Rheinmetall, Aktie

Rheinmetall Aktie: 20 Milliarden Euro Q2-Nominierungen erwartet

22.05.2026 - 11:15:04 | boerse-global.de

Rheinmetall-Management stellt auf Investorenkonferenzen in New York und London die Weichen für milliardenschwere Rüstungsprojekte.

Rheinmetall Aktie: 20 Milliarden Euro Q2-Nominierungen erwartet - Foto: über boerse-global.de
Rheinmetall Aktie: 20 Milliarden Euro Q2-Nominierungen erwartet - Foto: über boerse-global.de

Rheinmetall muss liefern — zumindest argumentativ. Während die Aktie rund 24 Prozent unter ihrem Jahresanfangswert notiert, trat das Management am 21. Mai gleich auf zwei Investorenkonferenzen an: in New York bei Berenberg und in London bei Barclays.
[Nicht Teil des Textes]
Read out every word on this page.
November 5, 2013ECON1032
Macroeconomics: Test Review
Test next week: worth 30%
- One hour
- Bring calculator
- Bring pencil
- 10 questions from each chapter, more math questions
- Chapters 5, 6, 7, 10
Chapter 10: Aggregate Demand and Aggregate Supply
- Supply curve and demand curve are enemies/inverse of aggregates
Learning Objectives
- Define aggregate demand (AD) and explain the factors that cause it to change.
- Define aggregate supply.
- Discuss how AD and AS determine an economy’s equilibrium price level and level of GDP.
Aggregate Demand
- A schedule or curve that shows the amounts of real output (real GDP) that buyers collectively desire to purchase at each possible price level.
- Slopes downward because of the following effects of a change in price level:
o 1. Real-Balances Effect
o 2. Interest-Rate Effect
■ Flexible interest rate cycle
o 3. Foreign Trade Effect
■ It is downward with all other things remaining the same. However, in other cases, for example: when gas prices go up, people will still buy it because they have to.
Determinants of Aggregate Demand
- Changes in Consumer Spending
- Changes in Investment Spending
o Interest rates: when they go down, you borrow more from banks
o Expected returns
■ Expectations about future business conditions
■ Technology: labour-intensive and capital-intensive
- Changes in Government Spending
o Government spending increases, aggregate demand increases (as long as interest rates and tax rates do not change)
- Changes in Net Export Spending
Q1 hat Spuren hinterlassen

Das erste Quartal 2026 lief nicht rund. Der Umsatz blieb wegen verschobener Lieferungen unter den Erwartungen — trotz einer operativen Marge von 11,6 Prozent und einem Rekord-Auftragsbestand von 73 Milliarden Euro.

CEO Papperger hat für Q2 konkrete Projekte angekündigt. Nominierungen von rund 20 Milliarden Euro sollen hinzukommen: ein Lynx-Programm in Rumänien, ein Panzer-Programm in Italien und der F126-Fregatten-Vertrag. Im zweiten Halbjahr sieht er Opportunities von rund 60 Milliarden Euro, darunter das Arminius-Programm und Ukraine-Beschaffungen.

Das Jahresziel bleibt bei 14 bis 14,5 Milliarden Euro Umsatz und einer operativen Marge von 19 Prozent.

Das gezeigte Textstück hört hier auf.